The largely untested theory of A Perfect Loss
The reality of success in college football is changing, as Matt Rhule is asked to remind us each week.
Oregon beat Ohio State 32-31 Saturday to plant its flag atop the Big Ten (for now), and my first thought coming out of the game was the Buckeyes will win the national title. They’d just experienced A Perfect Loss.
This is a theory that’s been bouncing around in my head for most of college football’s playoff era, the first time it became somewhat normal for a national champion to have one loss. The first four winners of the College Football Playoff had one loss, and the final tally for the four-team era was five one-loss champions, five undefeateds. Ten of 16 BCS champions (62.5%) were undefeated, which was nearly the same rate as the last 10 years (1988–97) of the polls-and-split-title era when 8-of-13 national champs (61.5%) were perfect, which was nearly the same rate as the 20 years before that.

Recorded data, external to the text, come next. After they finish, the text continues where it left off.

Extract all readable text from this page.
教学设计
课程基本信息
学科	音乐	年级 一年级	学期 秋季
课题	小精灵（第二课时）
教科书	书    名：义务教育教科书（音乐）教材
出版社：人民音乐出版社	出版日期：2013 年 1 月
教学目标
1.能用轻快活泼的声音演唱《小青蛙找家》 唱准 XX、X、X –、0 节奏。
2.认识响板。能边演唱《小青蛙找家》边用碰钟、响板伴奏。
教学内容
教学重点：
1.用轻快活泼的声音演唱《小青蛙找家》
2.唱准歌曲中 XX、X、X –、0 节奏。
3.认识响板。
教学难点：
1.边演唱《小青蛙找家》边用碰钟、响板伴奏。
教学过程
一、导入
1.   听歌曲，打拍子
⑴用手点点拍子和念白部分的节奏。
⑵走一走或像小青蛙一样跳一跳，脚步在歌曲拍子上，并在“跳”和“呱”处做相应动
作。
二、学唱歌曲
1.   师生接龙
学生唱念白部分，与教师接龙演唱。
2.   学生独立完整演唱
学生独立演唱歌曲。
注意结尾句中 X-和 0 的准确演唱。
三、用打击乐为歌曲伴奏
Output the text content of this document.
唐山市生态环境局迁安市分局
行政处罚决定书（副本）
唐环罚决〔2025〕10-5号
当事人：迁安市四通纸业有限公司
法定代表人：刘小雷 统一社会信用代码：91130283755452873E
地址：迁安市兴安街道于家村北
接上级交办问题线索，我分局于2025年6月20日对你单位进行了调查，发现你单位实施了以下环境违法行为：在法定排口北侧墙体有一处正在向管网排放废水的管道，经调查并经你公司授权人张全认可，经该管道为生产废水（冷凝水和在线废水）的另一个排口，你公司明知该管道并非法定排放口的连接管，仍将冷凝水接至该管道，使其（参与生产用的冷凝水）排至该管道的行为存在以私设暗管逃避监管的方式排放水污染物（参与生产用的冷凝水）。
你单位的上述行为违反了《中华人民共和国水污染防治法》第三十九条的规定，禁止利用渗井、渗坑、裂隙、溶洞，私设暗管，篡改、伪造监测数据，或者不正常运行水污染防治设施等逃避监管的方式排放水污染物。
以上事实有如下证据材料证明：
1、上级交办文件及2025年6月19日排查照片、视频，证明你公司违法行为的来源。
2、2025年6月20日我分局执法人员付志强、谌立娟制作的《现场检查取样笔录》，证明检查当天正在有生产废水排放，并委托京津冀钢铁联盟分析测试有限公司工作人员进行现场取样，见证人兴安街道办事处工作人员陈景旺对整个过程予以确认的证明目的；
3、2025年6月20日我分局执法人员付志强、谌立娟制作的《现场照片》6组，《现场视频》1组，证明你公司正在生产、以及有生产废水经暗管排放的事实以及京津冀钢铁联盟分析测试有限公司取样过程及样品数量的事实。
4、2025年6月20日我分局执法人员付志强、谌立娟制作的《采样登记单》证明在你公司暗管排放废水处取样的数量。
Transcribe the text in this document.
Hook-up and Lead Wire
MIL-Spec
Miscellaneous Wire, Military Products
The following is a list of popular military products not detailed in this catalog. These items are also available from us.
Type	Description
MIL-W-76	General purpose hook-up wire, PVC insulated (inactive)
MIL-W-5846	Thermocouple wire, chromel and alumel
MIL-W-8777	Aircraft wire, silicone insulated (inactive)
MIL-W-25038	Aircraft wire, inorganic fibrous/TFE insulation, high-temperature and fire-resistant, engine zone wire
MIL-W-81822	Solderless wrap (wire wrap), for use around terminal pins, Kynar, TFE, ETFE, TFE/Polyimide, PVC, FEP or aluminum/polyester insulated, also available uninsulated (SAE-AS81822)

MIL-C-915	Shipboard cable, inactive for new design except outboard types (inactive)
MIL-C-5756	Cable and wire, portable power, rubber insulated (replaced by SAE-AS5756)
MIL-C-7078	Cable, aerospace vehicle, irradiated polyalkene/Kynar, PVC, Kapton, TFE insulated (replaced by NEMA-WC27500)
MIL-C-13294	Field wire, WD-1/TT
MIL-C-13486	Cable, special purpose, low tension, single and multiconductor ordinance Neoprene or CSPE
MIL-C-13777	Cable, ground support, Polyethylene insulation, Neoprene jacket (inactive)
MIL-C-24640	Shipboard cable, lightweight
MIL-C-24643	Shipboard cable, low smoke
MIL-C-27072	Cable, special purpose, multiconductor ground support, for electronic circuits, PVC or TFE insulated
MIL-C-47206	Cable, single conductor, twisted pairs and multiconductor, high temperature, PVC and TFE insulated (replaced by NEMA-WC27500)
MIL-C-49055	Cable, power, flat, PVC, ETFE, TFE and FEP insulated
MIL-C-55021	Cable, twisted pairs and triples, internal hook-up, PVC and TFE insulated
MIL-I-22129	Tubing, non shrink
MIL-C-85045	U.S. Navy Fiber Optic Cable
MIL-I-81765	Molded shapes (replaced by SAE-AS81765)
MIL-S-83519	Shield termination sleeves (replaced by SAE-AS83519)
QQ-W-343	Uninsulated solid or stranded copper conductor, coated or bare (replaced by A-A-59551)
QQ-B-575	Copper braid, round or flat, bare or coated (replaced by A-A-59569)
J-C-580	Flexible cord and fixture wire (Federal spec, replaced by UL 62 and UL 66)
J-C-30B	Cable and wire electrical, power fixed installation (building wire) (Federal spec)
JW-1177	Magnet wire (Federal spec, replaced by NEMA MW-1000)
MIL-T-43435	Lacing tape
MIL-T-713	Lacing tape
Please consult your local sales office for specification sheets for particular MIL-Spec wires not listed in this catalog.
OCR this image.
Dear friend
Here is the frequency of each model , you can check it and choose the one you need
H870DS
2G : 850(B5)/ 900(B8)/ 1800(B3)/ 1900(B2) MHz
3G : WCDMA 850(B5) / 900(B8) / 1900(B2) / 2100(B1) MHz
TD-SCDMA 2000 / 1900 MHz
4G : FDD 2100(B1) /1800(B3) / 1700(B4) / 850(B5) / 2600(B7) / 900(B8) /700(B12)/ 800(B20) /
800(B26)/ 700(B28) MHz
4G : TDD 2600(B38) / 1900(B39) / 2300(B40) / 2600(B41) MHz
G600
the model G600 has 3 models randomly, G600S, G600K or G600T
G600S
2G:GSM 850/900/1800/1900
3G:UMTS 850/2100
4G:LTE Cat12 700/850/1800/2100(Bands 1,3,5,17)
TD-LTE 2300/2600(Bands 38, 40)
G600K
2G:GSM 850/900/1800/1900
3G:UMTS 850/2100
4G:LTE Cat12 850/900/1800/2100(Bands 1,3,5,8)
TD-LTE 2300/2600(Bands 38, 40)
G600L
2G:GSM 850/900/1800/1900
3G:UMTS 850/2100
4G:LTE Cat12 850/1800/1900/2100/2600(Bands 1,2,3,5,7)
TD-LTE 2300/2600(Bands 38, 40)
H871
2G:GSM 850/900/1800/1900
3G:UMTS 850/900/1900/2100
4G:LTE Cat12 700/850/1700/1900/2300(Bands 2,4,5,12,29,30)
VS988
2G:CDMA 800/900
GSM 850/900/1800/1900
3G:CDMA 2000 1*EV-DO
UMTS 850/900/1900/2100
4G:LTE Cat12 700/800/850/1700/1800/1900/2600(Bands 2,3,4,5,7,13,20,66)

It took the introduction of the CFP and the addition of one game to drop the undefeated rate 10 percentage points.
Now, as most college football broadcasts will point out at some point, things are different. One loss doesn’t put a season on life support. There has been a gradual, and ongoing, reduction in what it takes to be deemed the best in college football because instead of being 100% beauty pageant the sport is now only 95% that, down from the 98% of the previous decade.
That’s fine. It’s not the end of the American Dream or anything, but the expectation for excellence has been slower to change.
“A good year in college football moving forward is going to be like 8-4, 9-3,” Matt Rhule said Monday. “It just is what it is.”